Swiss orienteer Michael Eglin has been working on a technique he denotes “Automated map reading detection (AMRD)” in which he uses an accelerometer (a device which can record its orientation relative to the ground) in order to record in which parts of the course a runner looks at the map. By combining this information with a GPS track of the route, the way the athlete reads the map can be analyzed.

Why is this interesting for you as an orienteer?

There are at least two very interesting applications for automated map reading detection:

  • Analysis of map reading technique compared to other athletes in order to determine if the map reading technique is optimal. For example to see if the map reading frequency is too high/low, if the map reading time is too long/short (can be coupled to other technical training), how map reading influences on running speed, stop-time at controls / out of controls / into controls for map reading, etc. Having a good map reading technique is vital for a top orienteer – see some discussion about map reading frequency in the wiki. At a training camp with the Norwegian team before the 1999 WOC, they did a simple study of the number of times each runner looked at a map on a leg. The best men in the world that year — Petter Thoresen and Bjørnar Valstad — read the map more than 20 times on a 400 meter leg. Hanne Staff, who has been the best woman the last few years, read the map 15 times, while the worst of the women in the test read the map just 5 times.See here for an interesting comparison of map reading technique between two different runners – provided at the blog of Martin Lerjen (German text).
  • Analysis of map reading coupled to time losses for a specific race, for example to investigate the map reading ahead of mistakes to see if you can find a relation between too seldom/short map reading and a mistake and how much time you have used for route choices, etc. Martin Lerjen has done such a race specific analysis on his blog (and a second example) (German text) – finding several interesting results regarding the time losses and his map reading technique.
Examples from analysis

Martin Lerjen has done several interesting analysis using automated map reading detection – I have been allowed to provide some examples from Martin’s testing of the method here.

The first illustration is from a national race in Switzerland in October 2010 (Höhrohnen)- run by Martin Lerjen (see full analysis in German here). In the below illustration green color means mapreading – red means no mapreading (interchanging the colors might have been more intuitive?). From the map it is easy to see in which areas the runner reads the map, and in which areas there is no map reading. For this particular terrain there is quite a lot of red – i.e. running without reading the map.


Zooming in on a particular location, you can see more details regarding the map reading technique.


A second example provided is an example from a national sprint race in Einsiedeln, Switzerland (see the complete map in Routegadget here -  complete analysis in German see).  As you can see, there is a lot of mapreading involved in such a technical city sprint – most of the track being green.

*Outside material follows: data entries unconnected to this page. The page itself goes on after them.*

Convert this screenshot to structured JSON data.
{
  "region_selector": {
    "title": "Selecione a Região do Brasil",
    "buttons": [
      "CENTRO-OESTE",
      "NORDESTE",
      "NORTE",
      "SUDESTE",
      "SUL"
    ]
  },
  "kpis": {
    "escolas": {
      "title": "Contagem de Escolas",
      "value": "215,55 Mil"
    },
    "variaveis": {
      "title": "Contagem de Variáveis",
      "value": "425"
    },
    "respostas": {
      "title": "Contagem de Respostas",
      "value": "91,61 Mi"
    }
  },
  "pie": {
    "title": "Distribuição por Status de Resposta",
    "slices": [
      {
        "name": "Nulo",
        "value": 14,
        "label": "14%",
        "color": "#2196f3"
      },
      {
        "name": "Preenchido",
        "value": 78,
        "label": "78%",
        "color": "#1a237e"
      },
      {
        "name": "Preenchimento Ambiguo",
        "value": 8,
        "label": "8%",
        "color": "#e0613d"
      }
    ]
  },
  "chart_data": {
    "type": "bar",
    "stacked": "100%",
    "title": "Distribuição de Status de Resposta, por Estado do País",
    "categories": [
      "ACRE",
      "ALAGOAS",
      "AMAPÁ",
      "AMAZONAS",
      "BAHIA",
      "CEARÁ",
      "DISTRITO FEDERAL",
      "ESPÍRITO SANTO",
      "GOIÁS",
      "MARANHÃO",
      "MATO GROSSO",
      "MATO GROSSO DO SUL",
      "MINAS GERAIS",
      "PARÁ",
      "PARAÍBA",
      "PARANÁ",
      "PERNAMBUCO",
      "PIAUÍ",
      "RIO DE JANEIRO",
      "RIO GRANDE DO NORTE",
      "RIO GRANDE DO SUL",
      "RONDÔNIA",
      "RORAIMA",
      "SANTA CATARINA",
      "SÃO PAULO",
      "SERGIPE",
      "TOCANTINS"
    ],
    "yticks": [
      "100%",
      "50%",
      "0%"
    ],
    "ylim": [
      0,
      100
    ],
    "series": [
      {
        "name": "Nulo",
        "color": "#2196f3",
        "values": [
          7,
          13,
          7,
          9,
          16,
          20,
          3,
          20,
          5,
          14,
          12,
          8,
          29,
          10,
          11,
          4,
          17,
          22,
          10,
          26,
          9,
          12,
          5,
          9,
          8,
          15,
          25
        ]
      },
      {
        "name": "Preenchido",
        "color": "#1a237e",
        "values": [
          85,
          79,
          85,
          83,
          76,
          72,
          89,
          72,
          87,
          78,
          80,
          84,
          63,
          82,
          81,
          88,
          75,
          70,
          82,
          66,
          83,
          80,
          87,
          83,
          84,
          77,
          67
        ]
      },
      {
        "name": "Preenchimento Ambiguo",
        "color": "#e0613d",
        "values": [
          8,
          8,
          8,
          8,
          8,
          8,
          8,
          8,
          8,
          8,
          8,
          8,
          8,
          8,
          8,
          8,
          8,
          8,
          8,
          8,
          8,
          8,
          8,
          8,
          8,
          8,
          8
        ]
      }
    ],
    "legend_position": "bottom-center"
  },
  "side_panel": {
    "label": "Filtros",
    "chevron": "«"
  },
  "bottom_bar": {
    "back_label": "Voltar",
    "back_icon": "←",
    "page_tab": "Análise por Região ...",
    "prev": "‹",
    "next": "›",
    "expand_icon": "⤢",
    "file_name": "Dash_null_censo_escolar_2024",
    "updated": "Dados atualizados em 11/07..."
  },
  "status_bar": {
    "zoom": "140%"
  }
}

Finally, an example of comparing the map reading technique of two runners – this time again for the Höhrohnen case. The blue and red lines illustrate the accumulated map reading time of the two runners during the race – and the red/blue dots a histogram of length of map reading contacts (complete analysis in German here).

101014_Auswertung Vergleich

How does it work?

During map reading the hand of the athlete is in a typical position which is significantly different to the position during regular running. While reading the map, the athlete keeps the map close to horizontal – while the map is in a more vertical position while running. Thus, one can easily detect map reading by just recording the position of the hand. To do this, an accelerometer may be fixed to the map reading hand. The sensor moves and tilts with the hand, and from the recorded motion map reading events can be recognized.

See a full description of the method in the AMRD-webpage.


Two electronic devices are needed – an accelerometer and a GPS logger. Eglin has been using a HOBO Pendant G Data Logger (Typ UA-004-64) from Onset as accelerometer which is available online for around 150 Euros. Any GPS logger with reasonable spatial resolution can be used (e.g. GARMIN GPS Watches) to track the runners position.

Mobile application

I started work on implementing this kind of accelerometer logging for logging of map reading time in a mobile application last year (as both Android phones and the iPhone/iPod touch have a built-in accelerometer which should have sufficient accuracy and frequency), but have not had time to finalize this work yet. It is, however, not a difficult task – and it should therefore be quite feasible to do this kind of analysis with holding your mobile phone or iPod touch under the map instead of buying a dedicated logger device. Some work is started for both an iPhone and Android application – I’ll try to get the work done during the winter months. If somebody else has worked on this already – please let me know in the comments. In a mobile phone, you can either use the built-in GPS or use an external GPS like a GPS watch (using an external GPS watch will give you better accuracy).